Nesse momento, Jest começava a suspeitar que seu novo companheiro era o mais louco de todos.

Ou talvez apenas o mais obstinado.

Enquanto isso, o castelo era imenso. Era muitas vezes maior do que haviam presumido, a ponto de se sentir vertigem ao tentar olhar para a vasta extensão de suas muralhas imponentes. Havia mais de uma camada de paredes, erguidas em círculos concêntricos ao longo da encosta da montanha.

O castelo era como uma cidade por si só.

Os Adormecidos estavam no ponto mais baixo daquela cidade de pedra, enquanto a fortaleza principal erguia-se no ponto mais alto, construída no próprio pico.

Era ali que o dragão havia feito seu ninho.

E o dragão não era o único monstro habitando a colossal fortaleza.

Eles descobriram isso assim que se aproximaram do imenso portão.
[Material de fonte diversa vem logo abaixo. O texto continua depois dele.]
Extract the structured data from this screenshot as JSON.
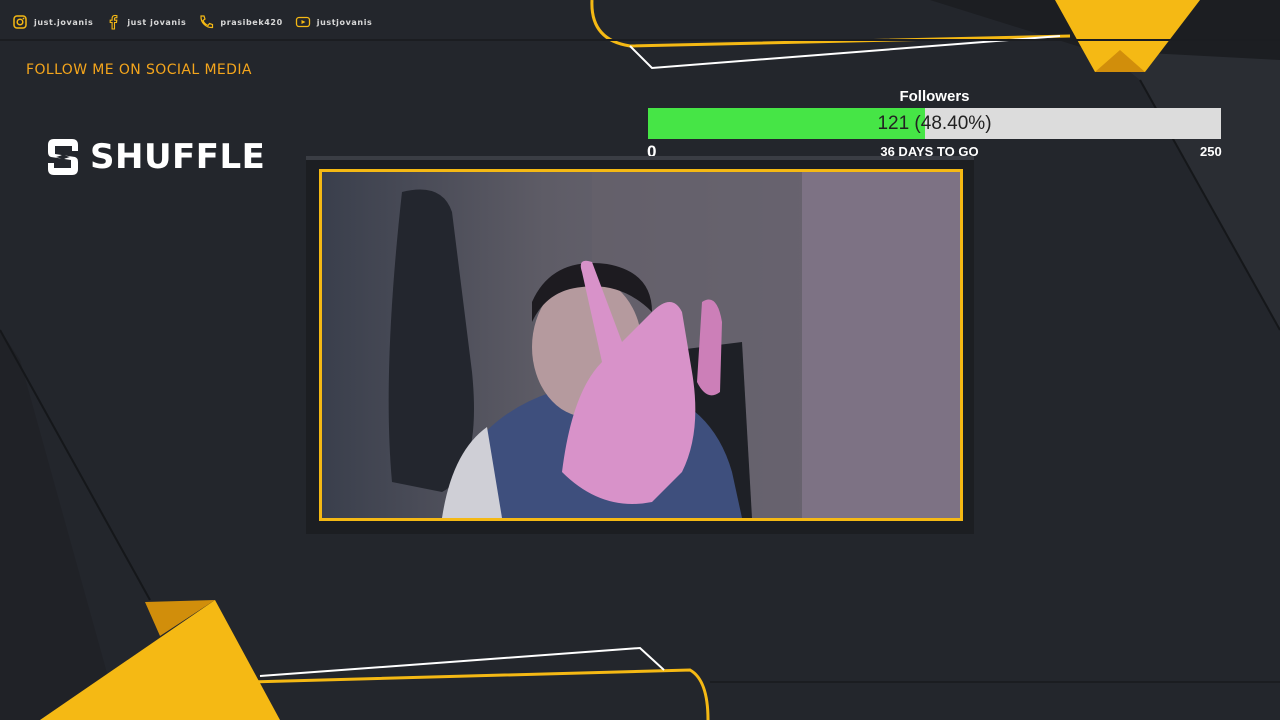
{
  "social": [
    {
      "icon": "instagram-icon",
      "handle": "just.jovanis"
    },
    {
      "icon": "facebook-icon",
      "handle": "just jovanis"
    },
    {
      "icon": "phone-icon",
      "handle": "prasibek420"
    },
    {
      "icon": "youtube-icon",
      "handle": "justjovanis"
    }
  ],
  "follow_heading": "FOLLOW ME ON SOCIAL MEDIA",
  "sponsor": {
    "name": "SHUFFLE"
  },
  "goal": {
    "title": "Followers",
    "current": 121,
    "target": 250,
    "min": 0,
    "progress_fraction": 0.484,
    "label": "121 (48.40%)",
    "min_label": "0",
    "max_label": "250",
    "days_left": "36 DAYS TO GO"
  },
  "webcam": {
    "description_icon": "webcam-feed"
  },
  "colors": {
    "background": "#23262c",
    "accent_yellow": "#f5b914",
    "accent_orange": "#f4a51c",
    "goal_fill": "#46e546",
    "goal_track": "#dcdcdc"
  }
}
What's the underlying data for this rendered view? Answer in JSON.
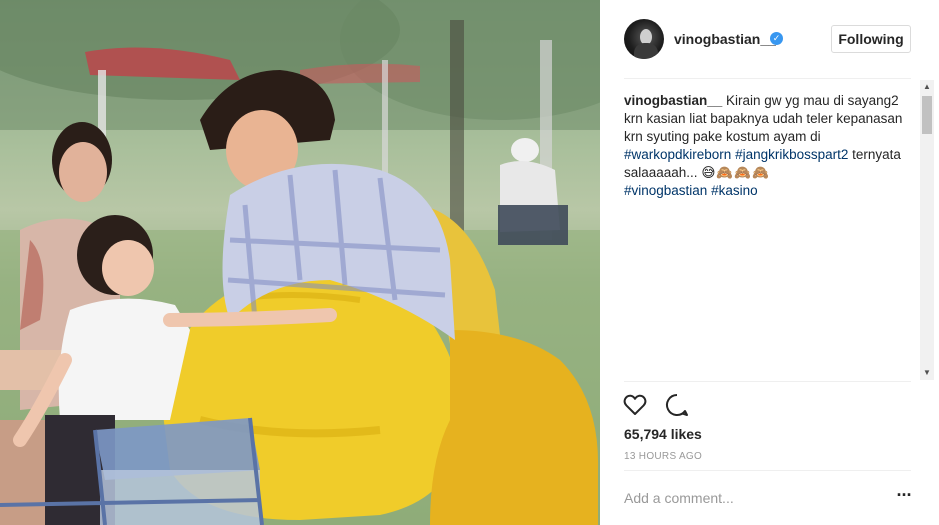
{
  "post": {
    "photo_alt": "",
    "author": {
      "username": "vinogbastian__",
      "verified": true,
      "avatar_icon": "profile-avatar"
    },
    "follow_button": "Following",
    "caption": {
      "user": "vinogbastian__",
      "text_1": " Kirain gw yg mau di sayang2 krn kasian liat bapaknya udah teler kepanasan krn syuting pake kostum ayam di ",
      "tag_1": "#warkopdkireborn",
      "tag_2": "#jangkrikbosspart2",
      "text_2": " ternyata salaaaaah... ",
      "emoji": "😅🙈🙈🙈",
      "tag_3": "#vinogbastian",
      "tag_4": "#kasino"
    },
    "likes": "65,794 likes",
    "time_ago": "13 HOURS AGO",
    "comment_placeholder": "Add a comment...",
    "more_label": "···"
  },
  "icons": {
    "like": "heart-icon",
    "comment": "comment-bubble-icon",
    "verified": "verified-badge-icon",
    "more": "more-options-icon"
  },
  "colors": {
    "hashtag": "#003569",
    "verified": "#3897f0",
    "muted": "#999999",
    "text": "#262626",
    "divider": "#efefef"
  }
}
Nos dias seguintes, os Adormecidos avançaram lentamente rumo à fortaleza principal, suportando uma batalha angustiante após a outra.

Os monstros que enfrentaram eram diferentes dos da floresta — nem todos eram bestas; alguns usavam armaduras e empunhavam armas de aço com uma habilidade assustadora.

E quanto mais subiam, mais poderosos os monstros se tornavam. Ainda assim, o jovem cavaleiro os conduziu de uma construção a outra, de um bastião ao próximo, abrindo caminho até a fortaleza principal. Lutaram quando não havia outra escolha e se esconderam quando podiam, enfaixando suas feridas e absorvendo o poder dos fragmentos de alma que haviam saqueado.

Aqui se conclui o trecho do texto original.